No world leader invited to Cancun climate change summit
By Neil Marks in Mexico City
Mexico yesterday continued to play down any hype about the outcome of the UN Climate Summit in Cancun starting in late November, with a senior official saying no world leader has been invited.
Benito Jiminez, Director General of Mexico’s Environmental Ministry, simply said world leaders are welcome to attend the Cancun summit if they want to but none has been formally invited.
He was speaking at a planning workshop for journalists from Latin America and the Caribbean ahead of the Cancun Summit. The only leader who Jiminez could be sure of to attend the Cancun summit is Mexican President Felipe Calderon.
Mexico and the United Nations are careful not to raise expectations of what will come out of this round of negotiations by the Conference to the United Nations Convention on Climate Change (UNFCCC).
On Tuesday, the UN climate chief Christiana Figueres said that she did not know which world leaders would be invited to Cancun and that this depended on the host nation.
And Jiminez also stressed that it was important that the United Nations lead the process, rather than have the process hijacked by the host nation as was the case in Copenhagen last December, when most world leaders touched down hoping to sign off on a legally binding new agreement to slow climate change and commit to funding poor countries which need help to cope with harmful climate events such as floods and rising sea levels.
But Cynthia Sharf, from the office of the United Nations Secretary General, while saying that Copenhagen did not achieve all that was expected, it generated unprecedented attention to climate change issues.
She said the UN has been helping to lead several efforts to stare the negotiations.
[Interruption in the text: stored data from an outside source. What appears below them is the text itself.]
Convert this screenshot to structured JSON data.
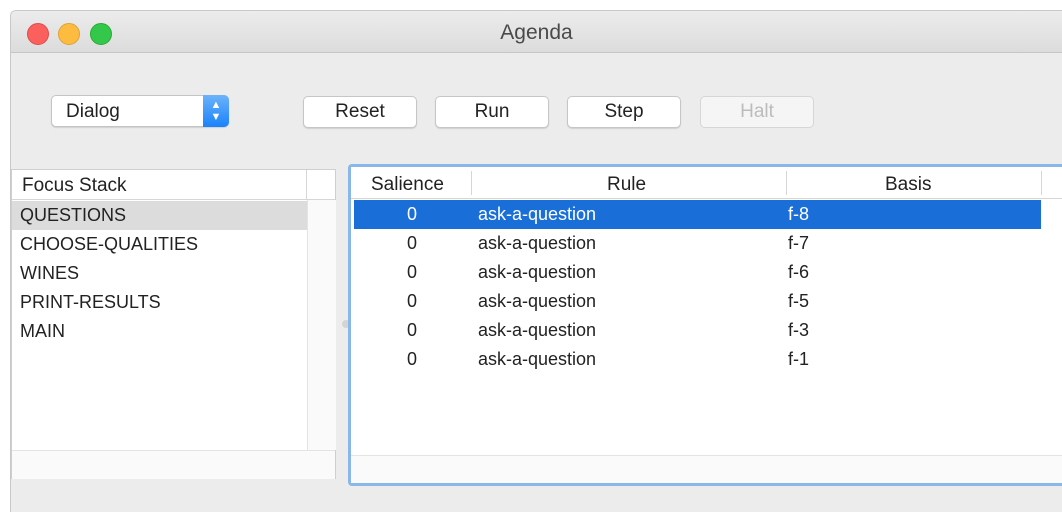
{
  "window": {
    "title": "Agenda"
  },
  "toolbar": {
    "module_select": "Dialog",
    "reset_label": "Reset",
    "run_label": "Run",
    "step_label": "Step",
    "halt_label": "Halt"
  },
  "focus_stack": {
    "header": "Focus Stack",
    "items": [
      "QUESTIONS",
      "CHOOSE-QUALITIES",
      "WINES",
      "PRINT-RESULTS",
      "MAIN"
    ],
    "selected_index": 0
  },
  "agenda": {
    "columns": [
      "Salience",
      "Rule",
      "Basis"
    ],
    "rows": [
      {
        "salience": "0",
        "rule": "ask-a-question",
        "basis": "f-8"
      },
      {
        "salience": "0",
        "rule": "ask-a-question",
        "basis": "f-7"
      },
      {
        "salience": "0",
        "rule": "ask-a-question",
        "basis": "f-6"
      },
      {
        "salience": "0",
        "rule": "ask-a-question",
        "basis": "f-5"
      },
      {
        "salience": "0",
        "rule": "ask-a-question",
        "basis": "f-3"
      },
      {
        "salience": "0",
        "rule": "ask-a-question",
        "basis": "f-1"
      }
    ],
    "selected_index": 0
  },
  "colors": {
    "selection_blue": "#1a6ed8",
    "focus_ring": "#89b7ea",
    "inactive_selection": "#dcdcdc",
    "close": "#fc605c",
    "minimize": "#fdbc40",
    "zoom": "#34c84a"
  }
}
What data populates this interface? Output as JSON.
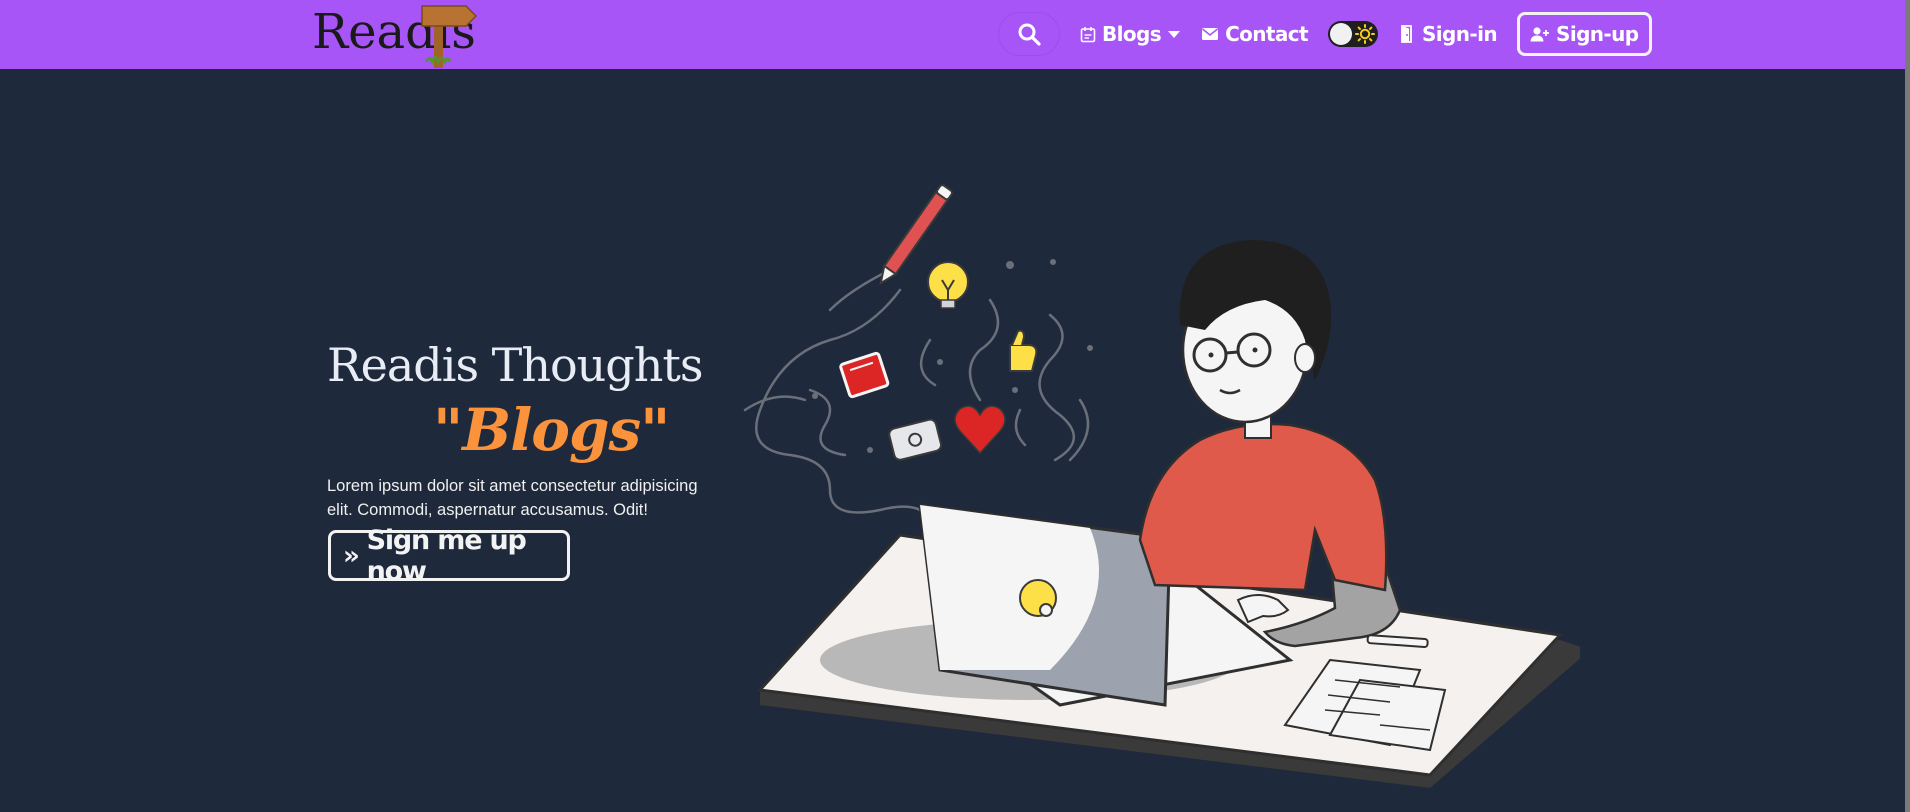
{
  "brand": {
    "name": "Readis"
  },
  "nav": {
    "blogs_label": "Blogs",
    "contact_label": "Contact",
    "signin_label": "Sign-in",
    "signup_label": "Sign-up"
  },
  "hero": {
    "title": "Readis Thoughts",
    "subtitle": "\"Blogs\"",
    "description": "Lorem ipsum dolor sit amet consectetur adipisicing elit. Commodi, aspernatur accusamus. Odit!",
    "cta_arrows": "»",
    "cta_label": "Sign me up now"
  },
  "colors": {
    "navbar": "#a855f7",
    "background": "#1e293b",
    "accent": "#fb923c"
  },
  "icons": [
    "search-icon",
    "calendar-icon",
    "chevron-down-icon",
    "mail-icon",
    "sun-icon",
    "door-icon",
    "user-plus-icon"
  ]
}
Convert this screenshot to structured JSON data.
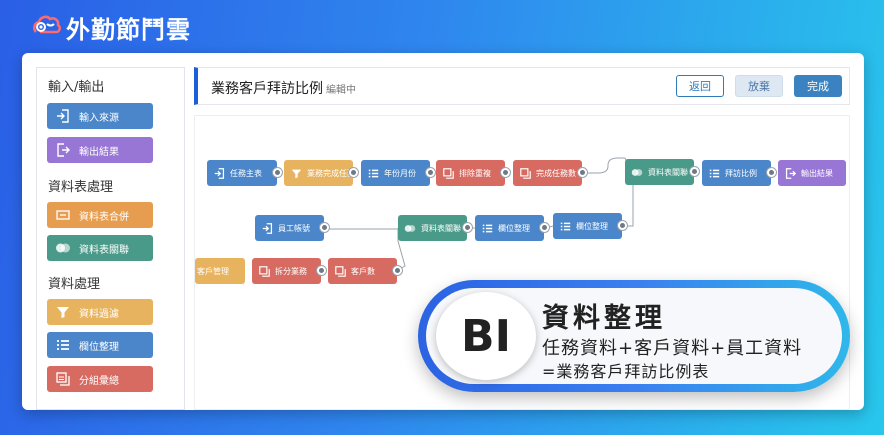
{
  "brand": {
    "name": "外勤節鬥雲"
  },
  "sidebar": {
    "sections": [
      {
        "title": "輸入/輸出",
        "items": [
          {
            "label": "輸入來源",
            "icon": "login-icon",
            "color": "#4a86c9"
          },
          {
            "label": "輸出結果",
            "icon": "logout-icon",
            "color": "#9876d6"
          }
        ]
      },
      {
        "title": "資料表處理",
        "items": [
          {
            "label": "資料表合併",
            "icon": "merge-icon",
            "color": "#e79d4f"
          },
          {
            "label": "資料表關聯",
            "icon": "join-icon",
            "color": "#4a9a8a"
          }
        ]
      },
      {
        "title": "資料處理",
        "items": [
          {
            "label": "資料過濾",
            "icon": "filter-icon",
            "color": "#e8b35e"
          },
          {
            "label": "欄位整理",
            "icon": "list-icon",
            "color": "#4a86c9"
          },
          {
            "label": "分組彙總",
            "icon": "group-icon",
            "color": "#d76b62"
          }
        ]
      }
    ]
  },
  "header": {
    "title": "業務客戶拜訪比例",
    "status": "編輯中",
    "back_label": "返回",
    "discard_label": "放棄",
    "done_label": "完成"
  },
  "flow": {
    "nodes": [
      {
        "label": "任務主表",
        "type": "input"
      },
      {
        "label": "業務完成任務",
        "type": "filter"
      },
      {
        "label": "年份月份",
        "type": "column"
      },
      {
        "label": "排除重複",
        "type": "group"
      },
      {
        "label": "完成任務數",
        "type": "group"
      },
      {
        "label": "資料表關聯",
        "type": "join"
      },
      {
        "label": "拜訪比例",
        "type": "column"
      },
      {
        "label": "輸出結果",
        "type": "output"
      },
      {
        "label": "員工帳號",
        "type": "input"
      },
      {
        "label": "資料表關聯",
        "type": "join"
      },
      {
        "label": "欄位整理",
        "type": "column"
      },
      {
        "label": "欄位整理",
        "type": "column"
      },
      {
        "label": "客戶管理",
        "type": "input"
      },
      {
        "label": "拆分業務",
        "type": "column"
      },
      {
        "label": "客戶數",
        "type": "group"
      }
    ]
  },
  "badge": {
    "logo": "BI",
    "title": "資料整理",
    "line1": "任務資料+客戶資料+員工資料",
    "line2": "=業務客戶拜訪比例表"
  },
  "colors": {
    "accent": "#1c5fd6",
    "done": "#3a83c0"
  }
}
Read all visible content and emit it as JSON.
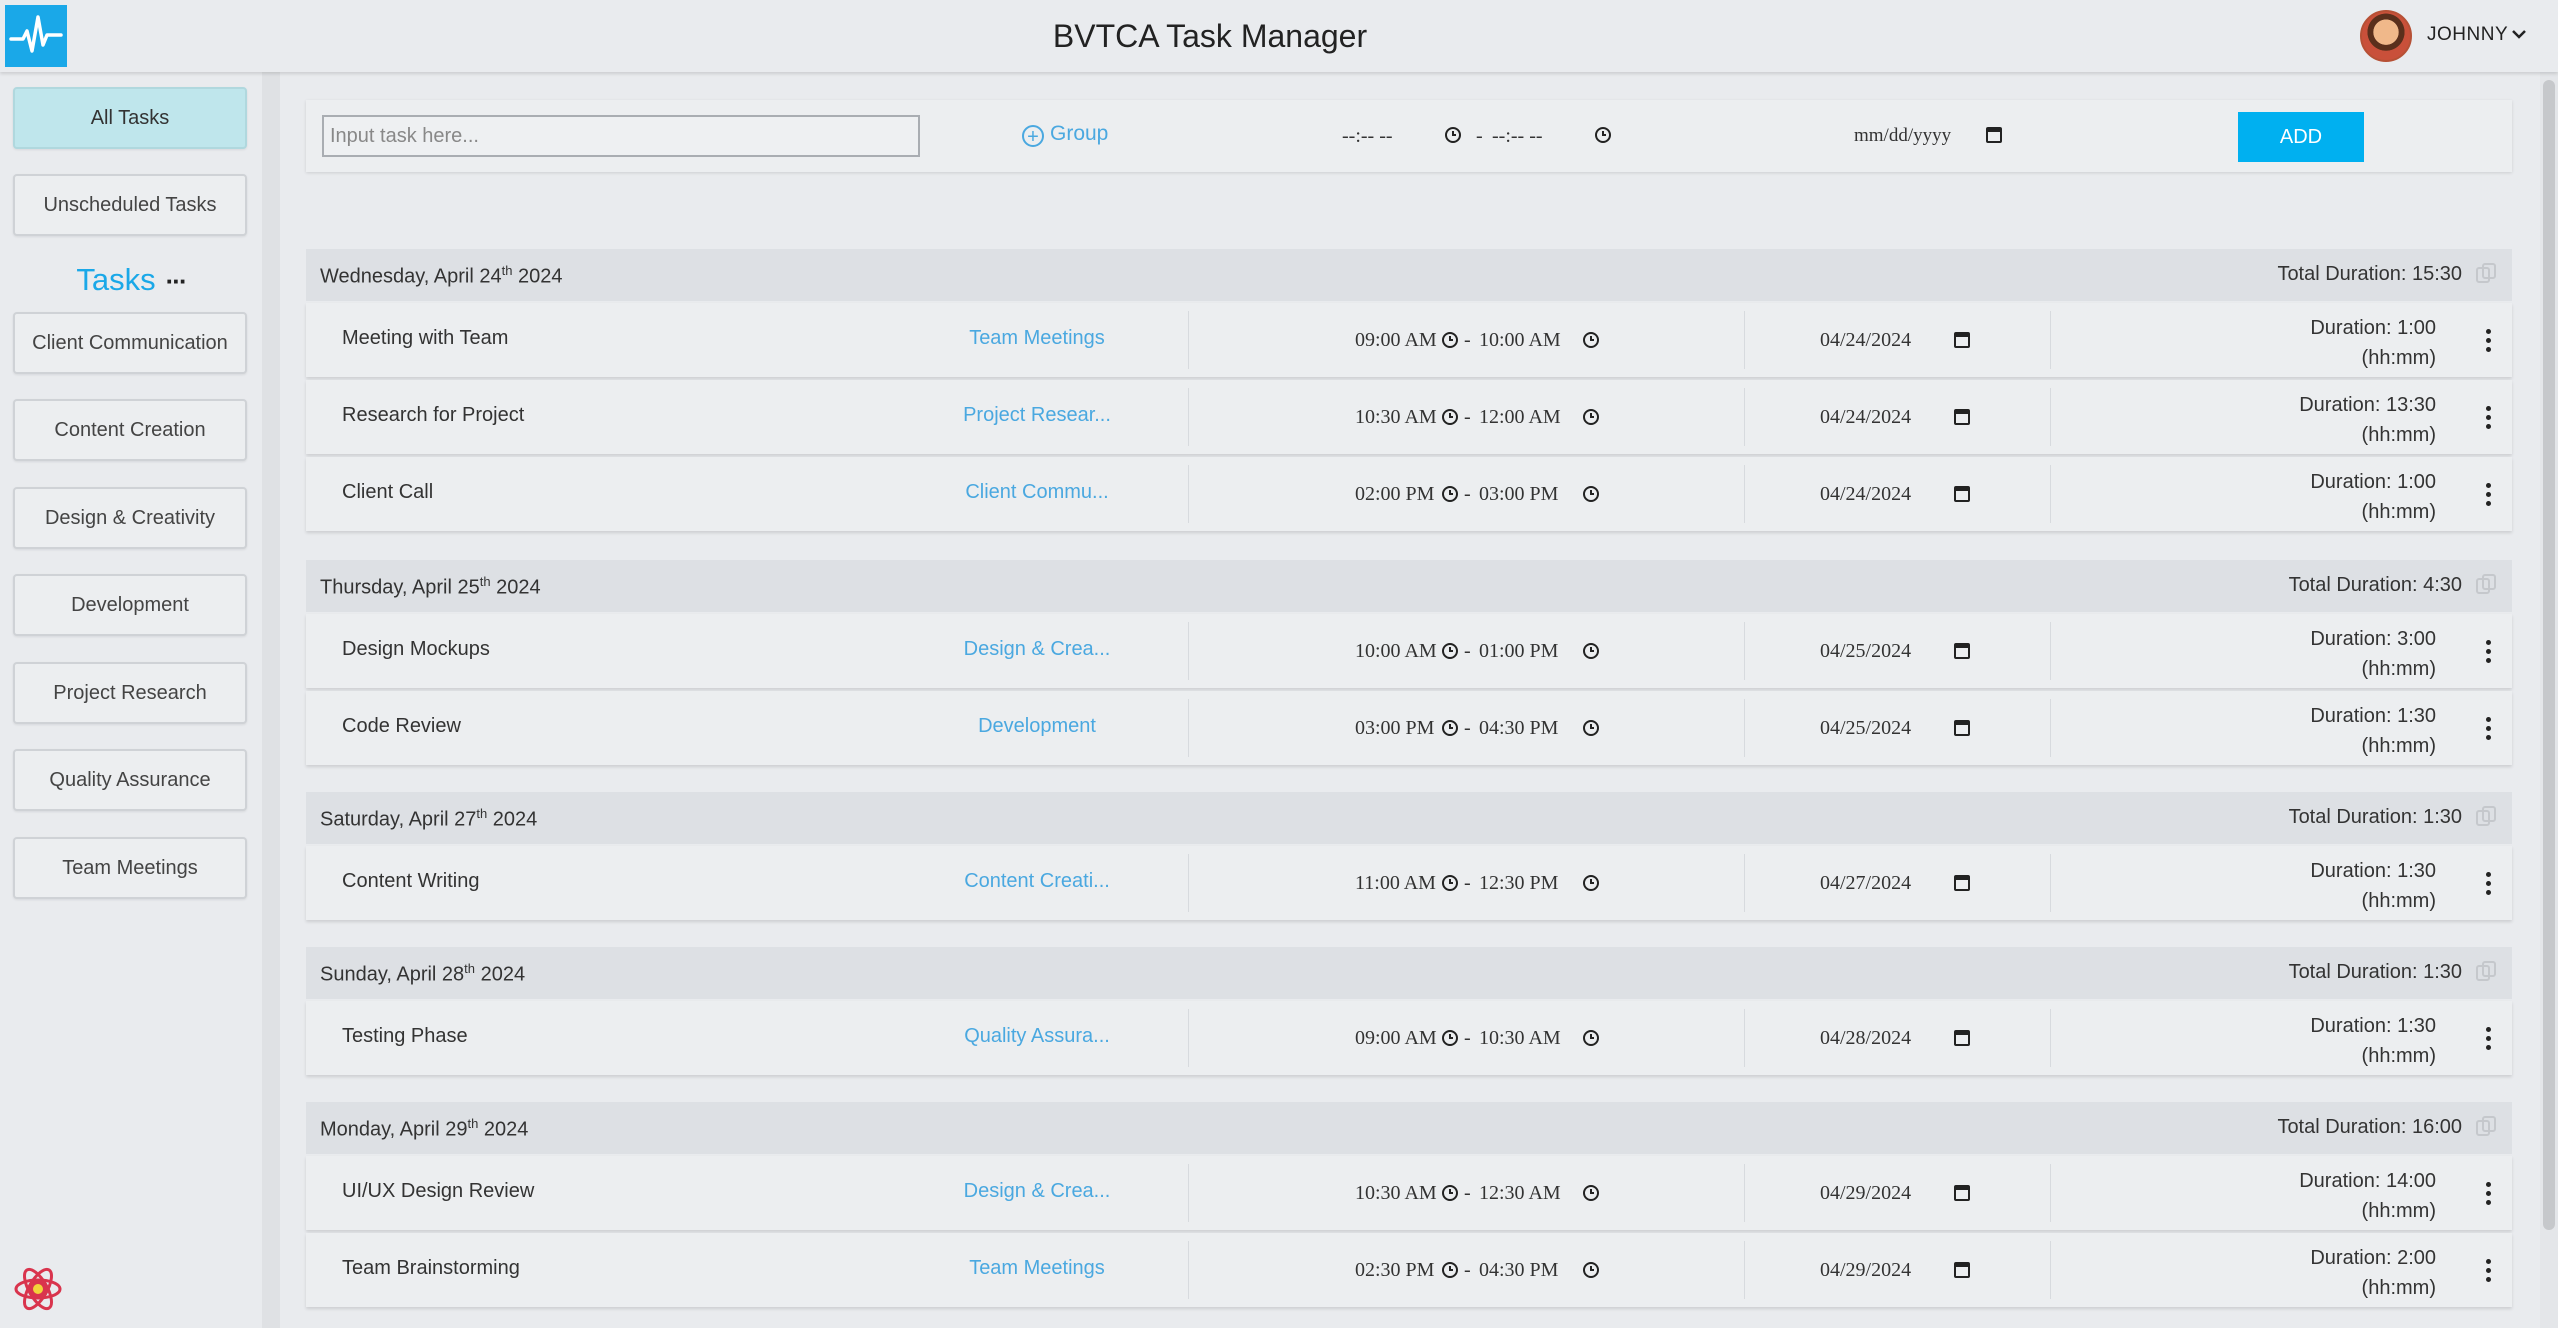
{
  "header": {
    "title": "BVTCA Task Manager",
    "username": "JOHNNY",
    "icons": {
      "logo": "heartbeat-icon",
      "menu": "chevron-down-icon"
    }
  },
  "sidebar": {
    "all_tasks": "All Tasks",
    "unscheduled": "Unscheduled Tasks",
    "tasks_heading": "Tasks",
    "tasks_more": "···",
    "groups": [
      "Client Communication",
      "Content Creation",
      "Design & Creativity",
      "Development",
      "Project Research",
      "Quality Assurance",
      "Team Meetings"
    ],
    "colors": {
      "accent": "#1aa8e8",
      "active_bg": "#bfe6ec"
    }
  },
  "input_bar": {
    "placeholder": "Input task here...",
    "group_label": "Group",
    "start_time": "--:-- --",
    "end_sep": "-",
    "end_time": "--:-- --",
    "date": "mm/dd/yyyy",
    "add_label": "ADD",
    "colors": {
      "add_button": "#00b0f0"
    }
  },
  "days": [
    {
      "date": "Wednesday, April 24",
      "suffix": "th",
      "year": " 2024",
      "total": "Total Duration: 15:30",
      "tasks": [
        {
          "name": "Meeting with Team",
          "group": "Team Meetings",
          "start": "09:00 AM",
          "end": "10:00 AM",
          "date": "04/24/2024",
          "dur": "Duration: 1:00",
          "unit": "(hh:mm)"
        },
        {
          "name": "Research for Project",
          "group": "Project Resear...",
          "start": "10:30 AM",
          "end": "12:00 AM",
          "date": "04/24/2024",
          "dur": "Duration: 13:30",
          "unit": "(hh:mm)"
        },
        {
          "name": "Client Call",
          "group": "Client Commu...",
          "start": "02:00 PM",
          "end": "03:00 PM",
          "date": "04/24/2024",
          "dur": "Duration: 1:00",
          "unit": "(hh:mm)"
        }
      ]
    },
    {
      "date": "Thursday, April 25",
      "suffix": "th",
      "year": " 2024",
      "total": "Total Duration: 4:30",
      "tasks": [
        {
          "name": "Design Mockups",
          "group": "Design & Crea...",
          "start": "10:00 AM",
          "end": "01:00 PM",
          "date": "04/25/2024",
          "dur": "Duration: 3:00",
          "unit": "(hh:mm)"
        },
        {
          "name": "Code Review",
          "group": "Development",
          "start": "03:00 PM",
          "end": "04:30 PM",
          "date": "04/25/2024",
          "dur": "Duration: 1:30",
          "unit": "(hh:mm)"
        }
      ]
    },
    {
      "date": "Saturday, April 27",
      "suffix": "th",
      "year": " 2024",
      "total": "Total Duration: 1:30",
      "tasks": [
        {
          "name": "Content Writing",
          "group": "Content Creati...",
          "start": "11:00 AM",
          "end": "12:30 PM",
          "date": "04/27/2024",
          "dur": "Duration: 1:30",
          "unit": "(hh:mm)"
        }
      ]
    },
    {
      "date": "Sunday, April 28",
      "suffix": "th",
      "year": " 2024",
      "total": "Total Duration: 1:30",
      "tasks": [
        {
          "name": "Testing Phase",
          "group": "Quality Assura...",
          "start": "09:00 AM",
          "end": "10:30 AM",
          "date": "04/28/2024",
          "dur": "Duration: 1:30",
          "unit": "(hh:mm)"
        }
      ]
    },
    {
      "date": "Monday, April 29",
      "suffix": "th",
      "year": " 2024",
      "total": "Total Duration: 16:00",
      "tasks": [
        {
          "name": "UI/UX Design Review",
          "group": "Design & Crea...",
          "start": "10:30 AM",
          "end": "12:30 AM",
          "date": "04/29/2024",
          "dur": "Duration: 14:00",
          "unit": "(hh:mm)"
        },
        {
          "name": "Team Brainstorming",
          "group": "Team Meetings",
          "start": "02:30 PM",
          "end": "04:30 PM",
          "date": "04/29/2024",
          "dur": "Duration: 2:00",
          "unit": "(hh:mm)"
        }
      ]
    }
  ]
}
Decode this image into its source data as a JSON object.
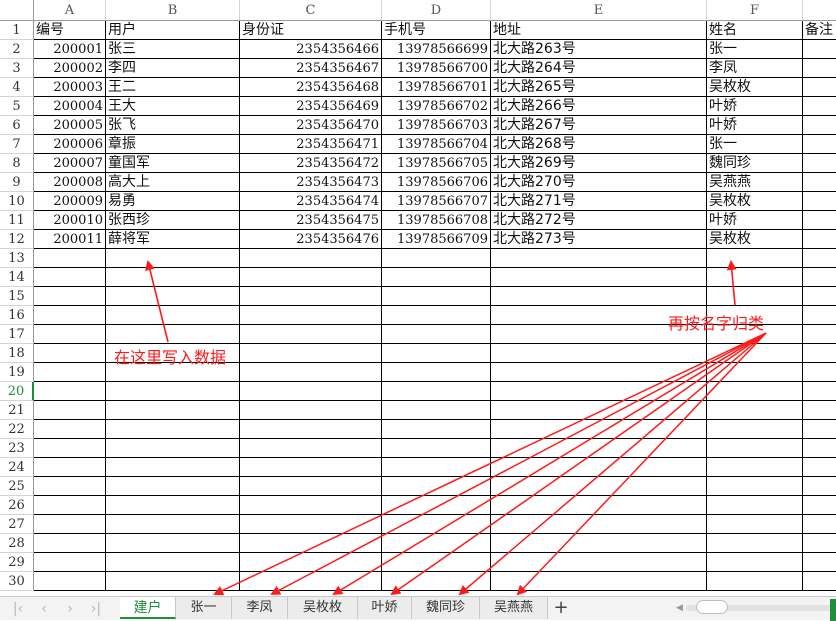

Among these initiatives is the setting up of an Advisory Body on financing, on which sits President Bharrat Jagdeo.
The Presidents of Norway and Ethiopia, joint chairs of the group, will present their findings on November 4, almost three weeks before the negotiations begin.
Frank Schroeder, also of the office of the United Nations Secretary General, said that the leaders have found that raising the financing to start up a multilateral fund to help poor countries would be challenging but feasible.
He said that the report of the advisory group would help to inform the negotiations in Cancun.
The Secretary-General established the High-Level Advisory Group on Climate Change Financing on February 12, 2010 for the duration of 10 months. The Group was tasked with studying potential sources of revenue that will enable achievement of the level of climate change financing that was promised during the United Nations Climate Change Conference in Copenhagen last December.
The Group is co-chaired by Jens Stoltenberg, Prime Minister of Norway, and Meles Zenawi, Prime Minister of Ethiopia.
Schroeder emphasised that the group was not set up to find finance but to develop practical proposals on how to significantly scale-up long-term financing for mitigation and adaptation strategies in developing countries from various public as well as private sources.
The panel was tasked with seeking ways to come up with $100 billion per year by 2020 to help developing countries adapt to and mitigate the effects of global warming. At the U.N. climate conference in Copenhagen in December, world leaders also promised developing countries an additional $30 billion between now and 2012.
As a result, Schroeder said the group did not seek ways of raising short term financing.
The UN climate chief Tuesday said that financing for climate change adaptation is among the more advanced of the negotiations process for a new climate pact but she said there were political disagreements around how and when to agree on actions.